Wednesday, May 12, 2010

Are Payday Loans Legal?

Payday loans are short-term loans generally issued for small amounts at high rates of interest. The term "payday" refers to the idea that the loans are intended to help someone pay basic expenses for the short time before they receive a paycheck. Most payday loan businesses are legal, although some are scams.

Features

    According to the Consumer Federation of America, most payday lenders require that borrowers secure their loan by leaving a check make out to the lender for the amount of the loan plus any designated fees. The lender agrees to cash the check on a certain day. The lender may also be given access to the borrower's bank account, with a similar agreement to withdraw money on an agreed-upon date.

Regulation

    Payday loans are heavily regulated by each state.
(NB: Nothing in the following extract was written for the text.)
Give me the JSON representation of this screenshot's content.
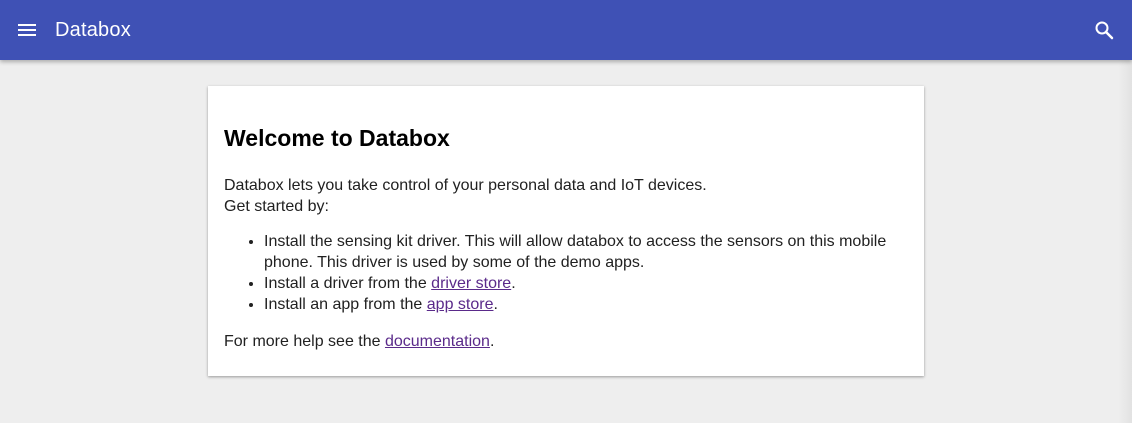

Many states set maximum rates of interest that payday lenders can charge, as well as maximum amounts that they are allowed to loan out. Loans generally range in size from $100 to $1,000 and are assessed annual interest rates of approximately 400 percent annual interest, although the finance charges assessed for short-term loans are equivalent to an even higher rate.

Considerations

    If a payday loan operation operates according to the laws of its state, meaning that it charges under the maximum rate of interest and lends out less than the maximum amount of money, it is technically legal. However, this does not mean that the rates charged by payday lenders are not far higher than those charged by most banks, credit unions and credit card companies.

Evasions

    According the Consumer Federation of America, many payday lenders use a variety of schemes to evade state regulation. For example, most lenders in Texas classify themselves as "credit services organizations," which means they don't have to follow the state's payday loan laws. In Illinois and New Mexico, lenders charge expensive installment loans instead of single-payment loans to avoid regulation, and in Virginia, some payday lenders turn their one-time loans into lines of credit for the same reason.

Solution

    Consumers are better off taking out a loan from a number of other sources, including a credit union, a small loan company, their employer (in the form of an advance) and friends or family in lieu of taking out a loan from payday lenders. Generally, the rates charged by these people are far lower than those charged by payday lenders.